What does the study actually say?
He’s study says pancreatic cancer is the fourth leading cause of cancer-related death in both men and women in the United States. And according to the National Cancer Institute, the overall incidence of pancreatic cancer has not significantly changed since 2002 but the mortality rate has increased an average of 0.4% annually from 2002 to 2011.
Even though there were previous studies that document that magnesium is inversely associated with the risk of diabetes, which is a risk factor of pancreatic cancer, few studies had been done to investigate the association between magnesium intake and pancreatic cancer, the study says.
A few of the key findings of the study include, “a 100 mg per day [decrease] in magnesium intake resulted in a 24% increase in the incidence of pancreatic cancer, and magnesium intake may be beneficial in the primary prevention of pancreatic cancer.”

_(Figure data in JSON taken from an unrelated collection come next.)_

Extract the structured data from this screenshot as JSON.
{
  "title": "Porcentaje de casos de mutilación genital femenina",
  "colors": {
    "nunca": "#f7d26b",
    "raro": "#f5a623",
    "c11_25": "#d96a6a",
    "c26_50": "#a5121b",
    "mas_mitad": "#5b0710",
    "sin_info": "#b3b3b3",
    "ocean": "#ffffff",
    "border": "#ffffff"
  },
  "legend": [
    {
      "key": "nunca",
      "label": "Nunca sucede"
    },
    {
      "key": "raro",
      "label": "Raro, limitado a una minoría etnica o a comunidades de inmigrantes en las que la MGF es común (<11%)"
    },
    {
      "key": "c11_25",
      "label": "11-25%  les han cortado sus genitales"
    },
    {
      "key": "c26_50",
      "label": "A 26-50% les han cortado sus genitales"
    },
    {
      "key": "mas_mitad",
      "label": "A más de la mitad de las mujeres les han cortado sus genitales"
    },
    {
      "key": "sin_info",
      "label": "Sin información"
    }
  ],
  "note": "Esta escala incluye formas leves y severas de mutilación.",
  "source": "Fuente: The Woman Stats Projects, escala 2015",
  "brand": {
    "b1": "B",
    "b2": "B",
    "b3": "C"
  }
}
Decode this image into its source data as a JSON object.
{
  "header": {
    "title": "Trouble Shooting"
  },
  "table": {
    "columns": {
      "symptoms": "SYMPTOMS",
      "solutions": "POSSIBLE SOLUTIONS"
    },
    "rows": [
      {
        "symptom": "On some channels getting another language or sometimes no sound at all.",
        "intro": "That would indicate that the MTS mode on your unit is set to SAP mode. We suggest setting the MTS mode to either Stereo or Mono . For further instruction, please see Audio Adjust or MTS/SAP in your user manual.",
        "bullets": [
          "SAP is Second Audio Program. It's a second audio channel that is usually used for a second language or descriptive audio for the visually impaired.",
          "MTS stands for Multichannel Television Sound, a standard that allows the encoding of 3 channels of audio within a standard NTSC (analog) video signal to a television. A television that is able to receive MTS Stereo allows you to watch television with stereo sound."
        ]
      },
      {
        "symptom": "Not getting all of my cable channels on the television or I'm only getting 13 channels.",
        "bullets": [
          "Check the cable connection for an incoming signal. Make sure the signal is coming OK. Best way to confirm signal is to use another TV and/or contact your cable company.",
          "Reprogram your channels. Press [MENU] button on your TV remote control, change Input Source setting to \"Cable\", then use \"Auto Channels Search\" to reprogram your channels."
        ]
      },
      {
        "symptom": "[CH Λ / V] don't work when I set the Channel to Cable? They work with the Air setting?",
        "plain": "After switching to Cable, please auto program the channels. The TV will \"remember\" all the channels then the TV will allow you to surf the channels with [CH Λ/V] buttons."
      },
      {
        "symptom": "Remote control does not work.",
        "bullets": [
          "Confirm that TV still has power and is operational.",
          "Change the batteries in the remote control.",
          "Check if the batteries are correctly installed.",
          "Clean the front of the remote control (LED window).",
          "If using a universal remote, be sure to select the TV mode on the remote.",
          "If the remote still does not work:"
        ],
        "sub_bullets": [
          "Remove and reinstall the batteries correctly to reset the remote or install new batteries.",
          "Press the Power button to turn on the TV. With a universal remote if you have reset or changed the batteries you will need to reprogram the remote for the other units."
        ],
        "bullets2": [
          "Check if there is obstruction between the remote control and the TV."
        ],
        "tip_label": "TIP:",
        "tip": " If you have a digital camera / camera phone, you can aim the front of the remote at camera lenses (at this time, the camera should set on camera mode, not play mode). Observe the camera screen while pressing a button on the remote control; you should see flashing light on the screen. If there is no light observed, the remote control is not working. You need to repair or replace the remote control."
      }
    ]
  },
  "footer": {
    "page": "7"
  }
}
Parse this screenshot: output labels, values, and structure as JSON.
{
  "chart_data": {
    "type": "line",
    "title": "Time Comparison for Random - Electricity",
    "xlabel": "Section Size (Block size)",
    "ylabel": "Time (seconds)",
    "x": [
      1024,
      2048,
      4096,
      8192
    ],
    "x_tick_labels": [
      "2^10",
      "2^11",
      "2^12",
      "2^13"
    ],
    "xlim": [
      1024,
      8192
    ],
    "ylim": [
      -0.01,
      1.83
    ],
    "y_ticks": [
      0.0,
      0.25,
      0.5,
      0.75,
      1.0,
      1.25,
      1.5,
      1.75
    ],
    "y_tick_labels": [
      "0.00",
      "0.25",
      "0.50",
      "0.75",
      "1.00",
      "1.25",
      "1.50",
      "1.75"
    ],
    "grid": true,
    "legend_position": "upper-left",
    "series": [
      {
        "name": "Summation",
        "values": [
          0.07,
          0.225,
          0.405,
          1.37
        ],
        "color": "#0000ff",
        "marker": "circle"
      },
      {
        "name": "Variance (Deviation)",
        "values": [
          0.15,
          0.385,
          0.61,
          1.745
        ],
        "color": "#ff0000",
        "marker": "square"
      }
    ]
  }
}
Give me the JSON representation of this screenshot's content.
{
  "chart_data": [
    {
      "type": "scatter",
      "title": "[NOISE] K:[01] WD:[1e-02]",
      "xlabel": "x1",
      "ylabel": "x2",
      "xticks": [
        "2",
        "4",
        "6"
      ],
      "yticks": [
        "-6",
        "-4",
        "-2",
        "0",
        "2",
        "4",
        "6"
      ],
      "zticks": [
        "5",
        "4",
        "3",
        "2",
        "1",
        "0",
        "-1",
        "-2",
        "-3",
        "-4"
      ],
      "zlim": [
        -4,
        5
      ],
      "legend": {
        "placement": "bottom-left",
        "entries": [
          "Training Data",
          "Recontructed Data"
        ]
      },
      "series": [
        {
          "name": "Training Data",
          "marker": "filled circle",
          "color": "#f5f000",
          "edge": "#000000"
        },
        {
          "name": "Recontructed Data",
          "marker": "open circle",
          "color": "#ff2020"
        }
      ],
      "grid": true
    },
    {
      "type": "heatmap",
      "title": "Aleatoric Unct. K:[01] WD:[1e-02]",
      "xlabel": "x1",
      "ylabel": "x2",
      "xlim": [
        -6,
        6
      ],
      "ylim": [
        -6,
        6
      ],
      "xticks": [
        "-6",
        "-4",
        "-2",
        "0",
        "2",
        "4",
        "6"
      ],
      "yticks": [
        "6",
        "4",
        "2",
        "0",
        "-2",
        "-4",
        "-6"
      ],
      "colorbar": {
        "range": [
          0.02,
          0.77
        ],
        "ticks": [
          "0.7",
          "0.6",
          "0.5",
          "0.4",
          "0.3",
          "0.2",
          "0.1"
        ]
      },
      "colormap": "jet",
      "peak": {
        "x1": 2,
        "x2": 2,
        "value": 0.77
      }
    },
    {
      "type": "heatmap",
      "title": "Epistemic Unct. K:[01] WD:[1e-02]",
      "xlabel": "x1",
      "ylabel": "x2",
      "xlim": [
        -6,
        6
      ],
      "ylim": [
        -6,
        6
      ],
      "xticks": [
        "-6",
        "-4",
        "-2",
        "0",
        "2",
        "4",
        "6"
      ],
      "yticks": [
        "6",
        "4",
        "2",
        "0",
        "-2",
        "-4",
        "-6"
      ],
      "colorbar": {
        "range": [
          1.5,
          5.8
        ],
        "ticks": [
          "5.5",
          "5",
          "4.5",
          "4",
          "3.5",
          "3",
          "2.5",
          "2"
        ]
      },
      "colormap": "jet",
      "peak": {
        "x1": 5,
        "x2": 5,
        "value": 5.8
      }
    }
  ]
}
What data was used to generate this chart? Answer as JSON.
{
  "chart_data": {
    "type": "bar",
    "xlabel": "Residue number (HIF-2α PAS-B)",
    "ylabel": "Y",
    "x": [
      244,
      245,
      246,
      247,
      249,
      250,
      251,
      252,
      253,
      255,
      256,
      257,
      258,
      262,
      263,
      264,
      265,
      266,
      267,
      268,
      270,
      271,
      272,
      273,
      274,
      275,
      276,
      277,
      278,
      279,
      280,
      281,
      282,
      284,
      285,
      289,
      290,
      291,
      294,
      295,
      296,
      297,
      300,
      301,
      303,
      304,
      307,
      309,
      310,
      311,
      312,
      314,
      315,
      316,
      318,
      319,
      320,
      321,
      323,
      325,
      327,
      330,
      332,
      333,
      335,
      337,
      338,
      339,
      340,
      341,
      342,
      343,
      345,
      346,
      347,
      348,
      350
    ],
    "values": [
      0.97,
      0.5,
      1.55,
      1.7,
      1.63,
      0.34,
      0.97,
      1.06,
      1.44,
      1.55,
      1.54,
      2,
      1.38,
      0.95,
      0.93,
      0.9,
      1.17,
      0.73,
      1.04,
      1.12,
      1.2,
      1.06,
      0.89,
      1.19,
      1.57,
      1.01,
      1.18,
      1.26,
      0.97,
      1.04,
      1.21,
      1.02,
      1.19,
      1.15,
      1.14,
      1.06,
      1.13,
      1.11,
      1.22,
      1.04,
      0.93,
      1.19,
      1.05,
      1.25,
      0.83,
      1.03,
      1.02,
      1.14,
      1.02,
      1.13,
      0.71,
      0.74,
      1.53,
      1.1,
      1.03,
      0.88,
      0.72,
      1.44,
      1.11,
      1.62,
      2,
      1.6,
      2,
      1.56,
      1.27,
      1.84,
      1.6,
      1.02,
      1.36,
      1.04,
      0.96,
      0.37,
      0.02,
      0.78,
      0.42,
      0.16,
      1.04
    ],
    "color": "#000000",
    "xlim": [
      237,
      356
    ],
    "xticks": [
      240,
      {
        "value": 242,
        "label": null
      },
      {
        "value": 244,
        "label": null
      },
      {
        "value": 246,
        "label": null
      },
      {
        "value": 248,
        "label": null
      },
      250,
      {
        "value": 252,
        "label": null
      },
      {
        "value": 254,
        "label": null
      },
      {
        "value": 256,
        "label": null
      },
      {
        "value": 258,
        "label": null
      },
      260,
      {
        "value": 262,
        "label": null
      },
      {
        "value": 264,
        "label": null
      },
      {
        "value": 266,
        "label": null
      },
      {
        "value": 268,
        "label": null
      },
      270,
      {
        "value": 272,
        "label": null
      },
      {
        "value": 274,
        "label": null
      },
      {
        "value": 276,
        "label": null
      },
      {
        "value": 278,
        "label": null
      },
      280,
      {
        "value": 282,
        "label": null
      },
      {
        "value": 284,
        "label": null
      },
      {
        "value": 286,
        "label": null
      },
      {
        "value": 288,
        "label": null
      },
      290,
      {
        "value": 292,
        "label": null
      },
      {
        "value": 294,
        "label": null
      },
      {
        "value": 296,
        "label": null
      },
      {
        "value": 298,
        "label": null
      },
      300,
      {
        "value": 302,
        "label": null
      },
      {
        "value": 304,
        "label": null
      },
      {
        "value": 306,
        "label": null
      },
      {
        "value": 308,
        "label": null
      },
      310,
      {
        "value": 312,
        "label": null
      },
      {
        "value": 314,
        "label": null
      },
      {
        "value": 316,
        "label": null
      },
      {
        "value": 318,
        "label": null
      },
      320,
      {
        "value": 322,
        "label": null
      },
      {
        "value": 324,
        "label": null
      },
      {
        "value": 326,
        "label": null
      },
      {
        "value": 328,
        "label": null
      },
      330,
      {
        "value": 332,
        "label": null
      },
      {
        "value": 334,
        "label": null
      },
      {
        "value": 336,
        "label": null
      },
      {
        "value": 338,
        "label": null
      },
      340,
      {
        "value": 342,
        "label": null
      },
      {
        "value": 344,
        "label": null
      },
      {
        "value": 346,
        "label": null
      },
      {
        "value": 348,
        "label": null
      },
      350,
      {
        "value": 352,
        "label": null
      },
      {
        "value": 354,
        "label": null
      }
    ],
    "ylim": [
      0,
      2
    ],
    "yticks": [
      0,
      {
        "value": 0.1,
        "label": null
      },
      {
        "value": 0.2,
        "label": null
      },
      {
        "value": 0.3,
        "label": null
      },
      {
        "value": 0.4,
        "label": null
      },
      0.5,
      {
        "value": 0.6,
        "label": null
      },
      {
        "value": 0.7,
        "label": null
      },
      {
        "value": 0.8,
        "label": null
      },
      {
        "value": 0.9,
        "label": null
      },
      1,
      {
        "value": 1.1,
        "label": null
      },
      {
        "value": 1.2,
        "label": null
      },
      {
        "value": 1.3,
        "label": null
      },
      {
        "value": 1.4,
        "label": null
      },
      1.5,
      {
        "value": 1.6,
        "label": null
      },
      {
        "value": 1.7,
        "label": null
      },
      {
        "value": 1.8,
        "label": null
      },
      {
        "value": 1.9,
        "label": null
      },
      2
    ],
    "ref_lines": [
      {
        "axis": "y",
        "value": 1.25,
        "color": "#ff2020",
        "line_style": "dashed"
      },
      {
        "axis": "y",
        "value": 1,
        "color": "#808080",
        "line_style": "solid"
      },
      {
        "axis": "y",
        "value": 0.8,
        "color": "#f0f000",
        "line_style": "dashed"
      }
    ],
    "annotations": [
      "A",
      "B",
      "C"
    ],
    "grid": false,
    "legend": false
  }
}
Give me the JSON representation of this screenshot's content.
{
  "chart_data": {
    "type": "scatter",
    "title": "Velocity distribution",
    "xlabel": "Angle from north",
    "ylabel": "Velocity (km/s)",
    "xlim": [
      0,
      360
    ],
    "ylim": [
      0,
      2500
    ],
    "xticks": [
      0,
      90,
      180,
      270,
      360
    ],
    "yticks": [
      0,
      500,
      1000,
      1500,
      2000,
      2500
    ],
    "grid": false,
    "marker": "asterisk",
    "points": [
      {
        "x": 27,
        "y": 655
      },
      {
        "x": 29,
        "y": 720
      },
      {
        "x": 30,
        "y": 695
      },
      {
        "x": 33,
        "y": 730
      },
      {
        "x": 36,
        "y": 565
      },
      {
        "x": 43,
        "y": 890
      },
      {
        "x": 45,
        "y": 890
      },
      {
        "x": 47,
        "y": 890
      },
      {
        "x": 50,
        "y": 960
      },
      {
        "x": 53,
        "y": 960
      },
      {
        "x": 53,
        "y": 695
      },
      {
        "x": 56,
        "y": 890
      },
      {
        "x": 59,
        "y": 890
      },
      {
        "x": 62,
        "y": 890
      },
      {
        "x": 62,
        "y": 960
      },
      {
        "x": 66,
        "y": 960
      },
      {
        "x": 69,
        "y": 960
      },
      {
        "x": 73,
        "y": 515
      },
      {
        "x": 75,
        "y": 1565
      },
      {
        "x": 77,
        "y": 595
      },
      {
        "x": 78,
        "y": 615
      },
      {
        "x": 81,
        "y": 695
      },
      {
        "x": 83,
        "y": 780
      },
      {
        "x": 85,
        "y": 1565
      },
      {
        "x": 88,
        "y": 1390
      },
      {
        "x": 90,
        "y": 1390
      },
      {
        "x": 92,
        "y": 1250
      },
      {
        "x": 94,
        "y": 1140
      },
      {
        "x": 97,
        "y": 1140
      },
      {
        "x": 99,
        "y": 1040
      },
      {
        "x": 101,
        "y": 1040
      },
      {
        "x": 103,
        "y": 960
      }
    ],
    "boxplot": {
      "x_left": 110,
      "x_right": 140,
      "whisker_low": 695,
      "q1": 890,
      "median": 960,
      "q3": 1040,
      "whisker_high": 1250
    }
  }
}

The truth about dark chocolate
Small daily doses of dark chocolate can help improve blood vessel function in healthy people, according to the Journal of the American College of Nutrition.
However, Euromonitor published a statement in 2013, saying that even though there are growing claims of health benefits, dark chocolate will continue to be consumed as an indulgence.
He, who comes from a nutrition background, didn’t immediately comment on the health benefits of dark chocolate, and how its nutritional value may change dark chocolate’s role in the confectionery industry.
“I have asked the [NY reporter] to revise [the article],” he said.
Source: British Journal of Cancer 2015 113, 1615-1621
'Magnesium intake and incidence of pancreatic cancer: the Vitamins and lifestyle study'
Authors: Daniel Dibaba, Pengcheng Xun, Kuninobu Yokota, Emily White and Ka He.